Personal information
- Born: 1964-04-26 Staßfurt, Saxony-Anhalt
- Nationality: German
- Height: 179 cm (5 ft 10 in)
- Playing position: Left wing

Youth career
- Years: Team
- 1970-1983: SV Traktor Förderstedt

Senior clubs
- Years: Team
- 1983-1985: Pädagogische Hochschule Magdeburg
- 1985-1995: SC Magdeburg

National team
- Years: Team / Apps
- ?-1990: East Germany / 109
- 1990-?: Germany

Medal record
Representing East Germany
World Championship
| Bronze medal – third place | 1990 South Korea |  |
Representing Germany
World Championship
| Gold medal – first place | 1993 Norway |  |

= Gabriele Palme =

German handball player (born 1964)

Gabriele Palme (born 26 April 1964) is a German handball player. She won the 1993 World Championship. She also participated at the 1992 Summer Olympics, where the German national team placed fourth.

==Career==
Palme started played handball at age 6. From 1970 to 1983 she played for SV Traktor Förderstedt, after which she joined the student team of the Magdeburg Pedagogical School, where she played in the second tier of East German handball. In 1985 she joined SC Magdeburg in the top league. After the fall of the Berlin Wall she continued playing for the club in the Handball-Bundesliga Frauen.

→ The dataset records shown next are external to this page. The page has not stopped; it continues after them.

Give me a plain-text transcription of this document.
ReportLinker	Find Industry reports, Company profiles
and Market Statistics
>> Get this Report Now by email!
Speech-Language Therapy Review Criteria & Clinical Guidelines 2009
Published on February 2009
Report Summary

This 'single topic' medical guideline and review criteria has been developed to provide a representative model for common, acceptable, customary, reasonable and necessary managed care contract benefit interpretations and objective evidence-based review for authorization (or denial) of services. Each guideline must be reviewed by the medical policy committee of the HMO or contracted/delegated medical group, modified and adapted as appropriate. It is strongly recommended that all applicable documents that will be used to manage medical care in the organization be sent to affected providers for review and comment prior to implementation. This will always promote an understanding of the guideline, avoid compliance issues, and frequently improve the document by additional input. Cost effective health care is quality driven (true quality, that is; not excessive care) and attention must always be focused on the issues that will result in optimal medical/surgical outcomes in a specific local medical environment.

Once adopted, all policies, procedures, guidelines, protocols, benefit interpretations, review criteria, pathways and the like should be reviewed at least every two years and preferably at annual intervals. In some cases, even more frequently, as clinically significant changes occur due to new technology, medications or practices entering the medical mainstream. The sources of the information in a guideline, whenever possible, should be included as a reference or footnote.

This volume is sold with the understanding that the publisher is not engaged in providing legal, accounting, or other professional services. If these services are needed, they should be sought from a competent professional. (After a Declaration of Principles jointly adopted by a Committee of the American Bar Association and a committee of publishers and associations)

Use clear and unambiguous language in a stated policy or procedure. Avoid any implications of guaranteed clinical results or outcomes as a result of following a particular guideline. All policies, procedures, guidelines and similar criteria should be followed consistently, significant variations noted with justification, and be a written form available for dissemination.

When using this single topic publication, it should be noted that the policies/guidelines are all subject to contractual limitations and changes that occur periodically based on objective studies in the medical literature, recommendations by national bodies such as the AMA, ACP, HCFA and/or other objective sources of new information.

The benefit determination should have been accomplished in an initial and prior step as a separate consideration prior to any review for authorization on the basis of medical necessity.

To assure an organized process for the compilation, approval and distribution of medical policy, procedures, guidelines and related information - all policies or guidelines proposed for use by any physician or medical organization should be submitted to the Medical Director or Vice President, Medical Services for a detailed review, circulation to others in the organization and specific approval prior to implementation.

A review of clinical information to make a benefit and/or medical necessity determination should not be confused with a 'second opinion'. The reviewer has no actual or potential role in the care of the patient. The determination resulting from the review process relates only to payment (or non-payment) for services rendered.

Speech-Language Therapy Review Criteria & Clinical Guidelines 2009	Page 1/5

She retired in April 1995.

===National team===
She debuted for the East German national team in 1986. She played 109 matches for them, including at the 1990 World Championship, where she won bronze medals.

Afterwards she represented the unified German national team. First at the 1992 Olympics, where the team finished 4th. In 1993 she won the 1993 World Championship.

==Post-playing career==
After her playing days she has worked as a teacher.